Hill v. Lockhart, 474 U.S. 52, 58-59 (1985). Despite Petitioner's claim of ineffective assistance of counsel, Petitioner has failed to show that he received advice from counsel that was ineffective or that coerced him to accept the plea deal. At sentencing, Petitioner asked to withdraw from his plea because he was receiving "more time than how old I am." Page ID.339. Petitioner further indicated that he should have received substitute counsel due to lack of communication. Petitioner told the judge: "You keep saying this man right here a good lawyer. Man, he ain't no good lawyer. Man, he ain't even communicate at all." PageID.340. The court denied Petitioner's motion to withdraw his plea indicating that Petitioner understood his rights and was given sufficient time to consider his plea. PageID.341. Petitioner again moved to withdraw his plea which the court denied after a hearing on October 8, 2012. PageID.347-354. Petitioner has failed to show that he did not enter into a knowing and voluntary plea. There exists nothing in the record that can support his claim that he was coerced to accept his plea or that his counsel was not prepared to go to trial. Petitioner has failed to show that the state court decisions resulted in any decision that was contrary to, or involved an unreasonable application of, clearly established federal law as determined by the Supreme Court of the United States; or resulted in a decision that was based upon an unreasonable determination of the facts in light of the evidence presented in the state court proceeding.2

Accordingly, the Petition is Dismissed.

In addition, if Petitioner should choose to appeal this action, a certificate of appealability is denied as to each issue raised by the Petitioner in this application for habeas corpus relief. Under 28 U.S.C. § 2253(c)(2), the court must determine whether a certificate of appealability should be granted. A certificate should issue if Petitioner has demonstrated a "substantial showing of a denial of a constitutional right." 28 U.S.C. § 2253(c)(2).

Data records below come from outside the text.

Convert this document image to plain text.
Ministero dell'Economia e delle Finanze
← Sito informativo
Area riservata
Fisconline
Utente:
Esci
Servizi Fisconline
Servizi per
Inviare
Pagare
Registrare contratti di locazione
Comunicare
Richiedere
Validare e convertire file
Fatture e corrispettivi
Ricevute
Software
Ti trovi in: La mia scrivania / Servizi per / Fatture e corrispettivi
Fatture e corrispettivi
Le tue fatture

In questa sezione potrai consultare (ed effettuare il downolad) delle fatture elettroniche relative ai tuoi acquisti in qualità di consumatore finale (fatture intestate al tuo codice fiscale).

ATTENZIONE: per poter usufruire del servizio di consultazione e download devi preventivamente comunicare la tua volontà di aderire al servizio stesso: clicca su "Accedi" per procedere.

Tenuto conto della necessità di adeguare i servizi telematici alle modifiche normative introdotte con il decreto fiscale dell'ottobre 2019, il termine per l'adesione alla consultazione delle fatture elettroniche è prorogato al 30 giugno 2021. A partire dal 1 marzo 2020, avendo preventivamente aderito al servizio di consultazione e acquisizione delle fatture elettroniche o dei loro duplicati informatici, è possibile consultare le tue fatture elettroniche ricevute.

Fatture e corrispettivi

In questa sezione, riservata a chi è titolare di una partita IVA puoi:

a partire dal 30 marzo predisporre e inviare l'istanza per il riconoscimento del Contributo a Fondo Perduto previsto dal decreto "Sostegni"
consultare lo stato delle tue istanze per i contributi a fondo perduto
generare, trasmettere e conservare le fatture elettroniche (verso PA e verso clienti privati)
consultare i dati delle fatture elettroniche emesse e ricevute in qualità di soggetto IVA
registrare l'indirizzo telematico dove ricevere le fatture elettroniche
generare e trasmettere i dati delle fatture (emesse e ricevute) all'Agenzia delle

The Sixth Circuit Court of Appeals has disapproved issuance of blanket denials of a certificate of appealability. Murphy v. Ohio, 263 F.3d 466 (6th Cir. 2001). Rather, the district court must "engage in a reasoned assessment of each claim" to determine whether a certificate is warranted. Id. Each issue must be considered under the standards set forth by the Supreme Court in Slack v. McDaniel, 529 U.S. 473 (2000). Murphy, 263 F.3d at 467.

Under Slack, 529 U.S. at 484, to warrant a grant of the certificate, "[t]he petitioner must demonstrate that reasonable jurists would find the district court's assessment of the constitutional claims debatable or wrong." The undersigned concludes that reasonable jurists could not find that a dismissal of each of Petitioner's claims was debatable or wrong. Therefore, the court will deny Petitioner a certificate of appealability.

A Judgment consistent with this Memorandum and Order will be entered.

SO ORDERED.

FootNotes


1. Respondent is not arguing that Petitioner failed to exhaust his state remedies or that this petition was filed outside the statute of limitations period.
2. To the extent that Petitioner argues that the claims presented in his motion for relief from judgment are included in this petition, those claims are procedurally defaulted because Petitioner never appealed the denial of his motion to the Michigan Court of Appeals or the Michigan Supreme Court and Petitioner has failed to show cause and prejudice for his procedural default. Gray v. Netherland, 518 U.S. 152, 161-62 (1996); Rust v. Zent, 17 F.3d 155, 160 (6th Cir. 1994). Moreover, to the extent that those claims relate to the plea, they lack merit because the record establishes that Petitioner entered a knowing and voluntary plea.